The Black Eyed Blonde by Benjamin Black

4/27/17

Crime based noir + literature = The Black Eyed Blonde...

...by John Banville writing as Benjamin Black, the same John Banville who won the Man Booker in 2005 for his novel The Sea, which I most definitely will soon read.

I can think of a few writers of this genre whose works are literary.

Take Raymond Chandler for instance.

The thing is that Banville/Black purposefully channels Chandler, his protagonist being Philip Marlowe, agonizingly self conscious, so sad and so self disappointed but, too, self accepting and comfortable in his own skin, wonderfully articulate in the vernacular, totally down to earth, wry, vulnerable, sometimes a tough guy, sometimes overwhelmed, well read, a perceptive judge of others, often cracking wise though not hard boiled, but, above all, honorable, living unflinchingly according to his own code of honor, ethics and morality. 

If every work of literature, (poetry too, in a way), is, as I argue it is, a search for self, a questing in the way of that by accumulating self knowledge borne of experience, then the Black Eyed Blonde exemplifies it as Marlowe comes to certain terms with himself over the progression of what happens. 

And the writing, born of first person narrative, is, I think, flawless, perfect, with Marlowe having a distinctive come-alive voice and fully realized, compelling and believable sensibility. 

Examples of this writing: 

p 89 ‘I’m just your ordinary Joe, trying to earn a buck and stay honest. There are thousands like me, Mrs. Langrishe — millions. We do our dull jobs, we go home tired in the evenings, and we don’t smell of roses.’

p 106 ‘A tabby cat that had been sleeping by the door opened one eye and looked at me, then got up slowly and padded away, its tail lazily twitching. What is it cats know about us that makes them disdain us so?’

p 132 ‘You don’t realise how narrow the space you’re living in is until someone else steps into it.’
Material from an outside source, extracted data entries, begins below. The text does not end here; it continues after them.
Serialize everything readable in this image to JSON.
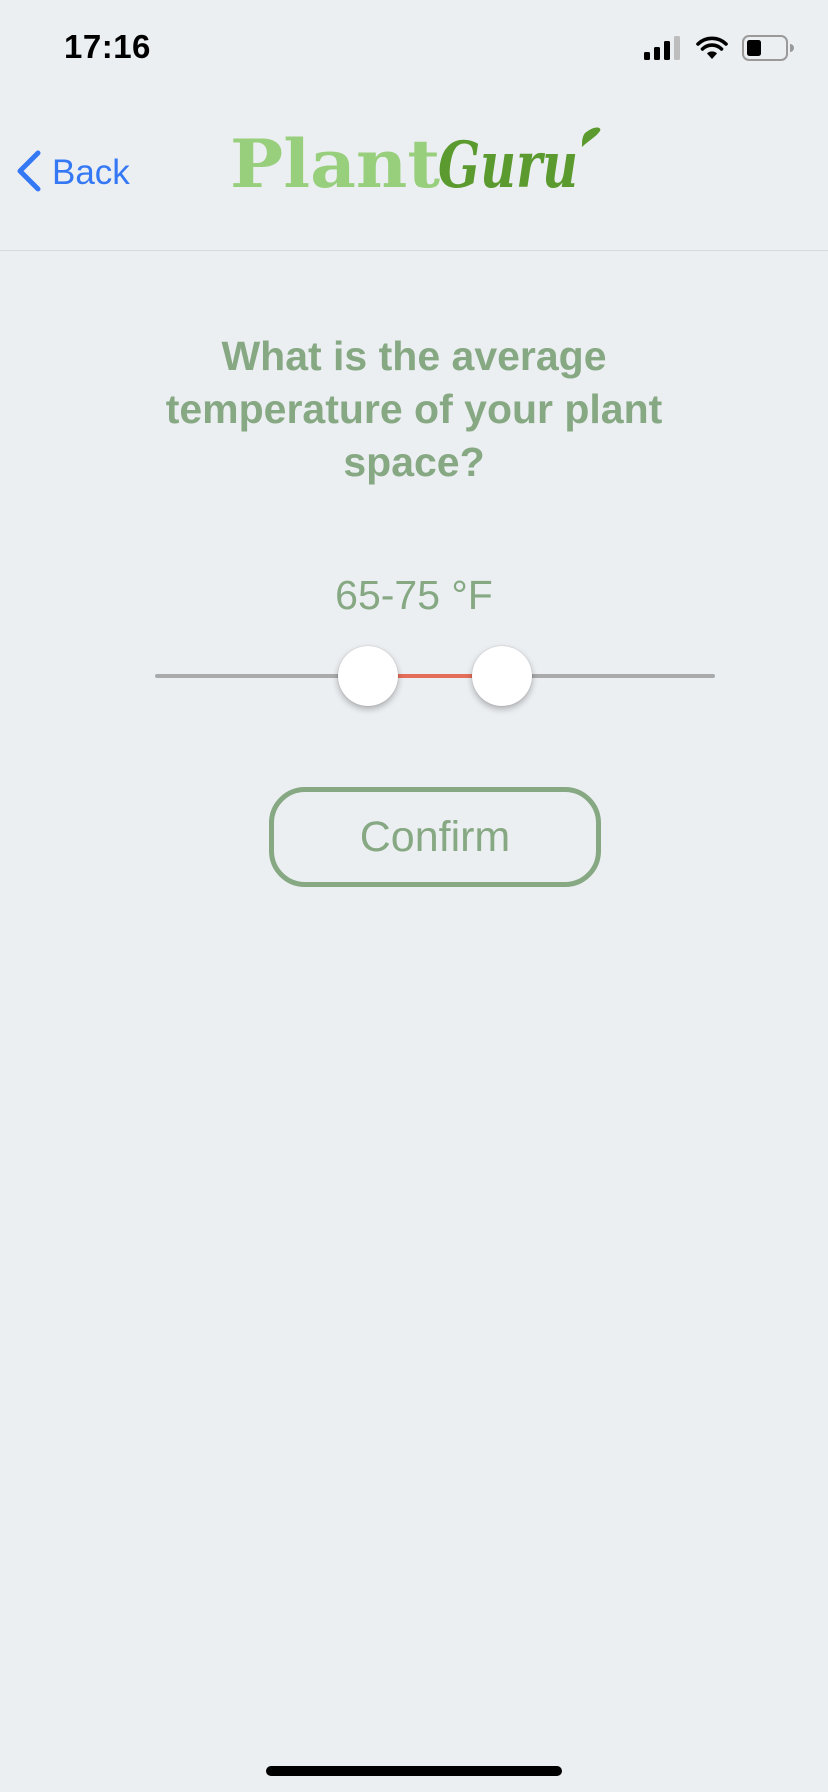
{
  "status_bar": {
    "time": "17:16",
    "icons": [
      "signal-icon",
      "wifi-icon",
      "battery-icon"
    ]
  },
  "nav": {
    "back_label": "Back",
    "logo": {
      "part1": "Plant",
      "part2": "Guru",
      "colors": {
        "part1": "#98CF7C",
        "part2": "#5A9A2E"
      }
    }
  },
  "question": {
    "text": "What is the average temperature of your plant space?"
  },
  "temperature_range": {
    "label": "65-75 °F",
    "min_value": 65,
    "max_value": 75,
    "lower_thumb_fraction": 0.38,
    "upper_thumb_fraction": 0.62
  },
  "confirm": {
    "label": "Confirm"
  },
  "colors": {
    "background": "#ECEFF2",
    "accent_green": "#86A883",
    "back_blue": "#3478F6",
    "slider_fill": "#E56E5A",
    "slider_track": "#A8AAAC"
  }
}
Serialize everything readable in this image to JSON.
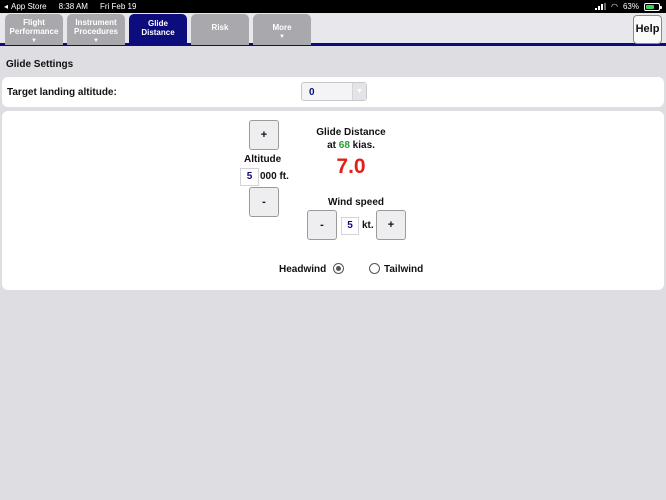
{
  "status": {
    "back_app": "App Store",
    "time": "8:38 AM",
    "date": "Fri Feb 19",
    "battery": "63%",
    "battery_level": 0.63
  },
  "tabs": [
    {
      "line1": "Flight",
      "line2": "Performance",
      "active": false,
      "has_menu": true
    },
    {
      "line1": "Instrument",
      "line2": "Procedures",
      "active": false,
      "has_menu": true
    },
    {
      "line1": "Glide",
      "line2": "Distance",
      "active": true,
      "has_menu": false
    },
    {
      "line1": "Risk",
      "line2": "",
      "active": false,
      "has_menu": false
    },
    {
      "line1": "More",
      "line2": "",
      "active": false,
      "has_menu": true
    }
  ],
  "help_label": "Help",
  "section_title": "Glide Settings",
  "landing": {
    "label": "Target landing altitude:",
    "value": "0"
  },
  "altitude": {
    "plus": "+",
    "minus": "-",
    "label": "Altitude",
    "digit": "5",
    "rest": "000 ft."
  },
  "glide": {
    "title": "Glide Distance",
    "at": "at",
    "speed": "68",
    "speed_unit": "kias.",
    "value": "7.0"
  },
  "wind": {
    "label": "Wind speed",
    "minus": "-",
    "plus": "+",
    "value": "5",
    "unit": "kt."
  },
  "direction": {
    "headwind": "Headwind",
    "tailwind": "Tailwind",
    "selected": "headwind"
  },
  "colors": {
    "accent": "#0c0c7c",
    "result": "#e0201a",
    "speed": "#2e9a2e"
  }
}
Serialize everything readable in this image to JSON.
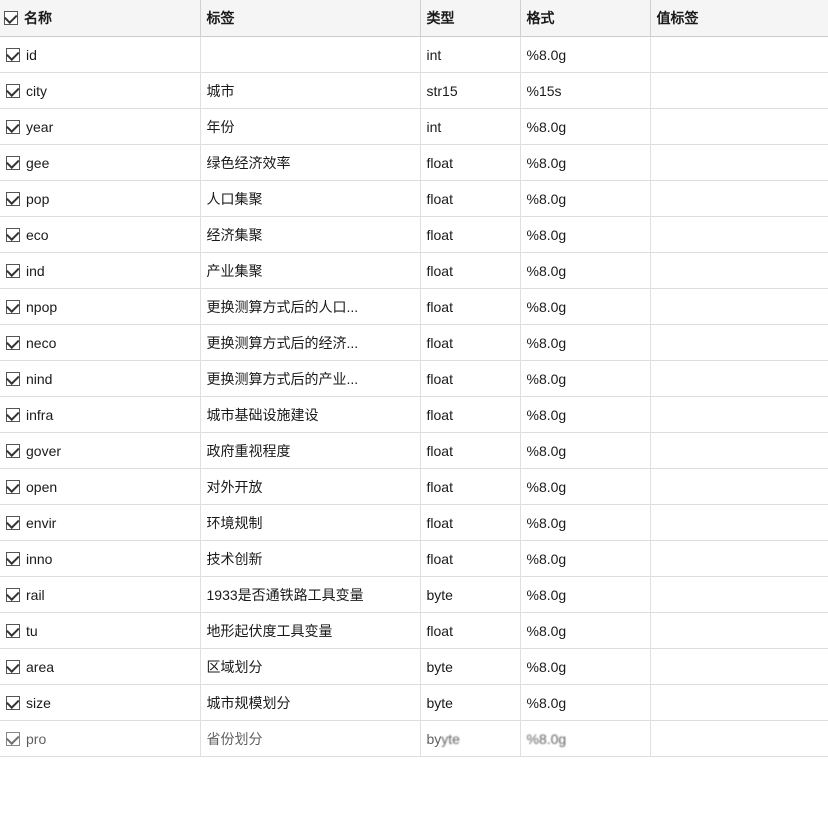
{
  "table": {
    "columns": [
      {
        "key": "name",
        "label": "名称",
        "class": "col-name"
      },
      {
        "key": "tag",
        "label": "标签",
        "class": "col-label"
      },
      {
        "key": "type",
        "label": "类型",
        "class": "col-type"
      },
      {
        "key": "format",
        "label": "格式",
        "class": "col-format"
      },
      {
        "key": "valueLabel",
        "label": "值标签",
        "class": "col-value-label"
      }
    ],
    "rows": [
      {
        "checked": true,
        "name": "id",
        "tag": "",
        "type": "int",
        "format": "%8.0g",
        "valueLabel": ""
      },
      {
        "checked": true,
        "name": "city",
        "tag": "城市",
        "type": "str15",
        "format": "%15s",
        "valueLabel": ""
      },
      {
        "checked": true,
        "name": "year",
        "tag": "年份",
        "type": "int",
        "format": "%8.0g",
        "valueLabel": ""
      },
      {
        "checked": true,
        "name": "gee",
        "tag": "绿色经济效率",
        "type": "float",
        "format": "%8.0g",
        "valueLabel": ""
      },
      {
        "checked": true,
        "name": "pop",
        "tag": "人口集聚",
        "type": "float",
        "format": "%8.0g",
        "valueLabel": ""
      },
      {
        "checked": true,
        "name": "eco",
        "tag": "经济集聚",
        "type": "float",
        "format": "%8.0g",
        "valueLabel": ""
      },
      {
        "checked": true,
        "name": "ind",
        "tag": "产业集聚",
        "type": "float",
        "format": "%8.0g",
        "valueLabel": ""
      },
      {
        "checked": true,
        "name": "npop",
        "tag": "更换测算方式后的人口...",
        "type": "float",
        "format": "%8.0g",
        "valueLabel": ""
      },
      {
        "checked": true,
        "name": "neco",
        "tag": "更换测算方式后的经济...",
        "type": "float",
        "format": "%8.0g",
        "valueLabel": ""
      },
      {
        "checked": true,
        "name": "nind",
        "tag": "更换测算方式后的产业...",
        "type": "float",
        "format": "%8.0g",
        "valueLabel": ""
      },
      {
        "checked": true,
        "name": "infra",
        "tag": "城市基础设施建设",
        "type": "float",
        "format": "%8.0g",
        "valueLabel": ""
      },
      {
        "checked": true,
        "name": "gover",
        "tag": "政府重视程度",
        "type": "float",
        "format": "%8.0g",
        "valueLabel": ""
      },
      {
        "checked": true,
        "name": "open",
        "tag": "对外开放",
        "type": "float",
        "format": "%8.0g",
        "valueLabel": ""
      },
      {
        "checked": true,
        "name": "envir",
        "tag": "环境规制",
        "type": "float",
        "format": "%8.0g",
        "valueLabel": ""
      },
      {
        "checked": true,
        "name": "inno",
        "tag": "技术创新",
        "type": "float",
        "format": "%8.0g",
        "valueLabel": ""
      },
      {
        "checked": true,
        "name": "rail",
        "tag": "1933是否通铁路工具变量",
        "type": "byte",
        "format": "%8.0g",
        "valueLabel": ""
      },
      {
        "checked": true,
        "name": "tu",
        "tag": "地形起伏度工具变量",
        "type": "float",
        "format": "%8.0g",
        "valueLabel": ""
      },
      {
        "checked": true,
        "name": "area",
        "tag": "区域划分",
        "type": "byte",
        "format": "%8.0g",
        "valueLabel": ""
      },
      {
        "checked": true,
        "name": "size",
        "tag": "城市规模划分",
        "type": "byte",
        "format": "%8.0g",
        "valueLabel": ""
      },
      {
        "checked": true,
        "name": "pro",
        "tag": "省份划分",
        "type": "byte",
        "format": "%8.0g",
        "valueLabel": "",
        "partial": true
      }
    ]
  }
}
And in places the writing is beautifully evocative too: 

p 134 ‘”To you a solitary life is unimaginable. You’re like one of those big fancy cruise ships, clambered all over by sailors, stewards, engineers, fellows in crisp uniforms with braid on their caps. You have to have all this maintenance, not to mention beautiful people dressed in white playing games on the deck. But see that little skiff heading off towards the horizon, the one with the black sail? That’s me. And I’m happy out there.”’

p 165 ‘Outside, the street was deserted, and a warm mist was wafting down from the hills. Across the way, the eucalyptus trees stood motionless in the light from the streetlamp. They were like a band of accusers staring at me silently as I got into the Olds. Hadn’t they told me so? Hadn’t they said I was a fool..?

…Ghostly waves were breaking in the moonlight, and farther out the night was an empty blackness, with no horizon…’

I don't know if Banville/Black out-Chandlers Chandler. I guess I'll have to reread some Raymond Chandler to find out 

I can't recommend this novel strongly enough for sheer reading pleasure.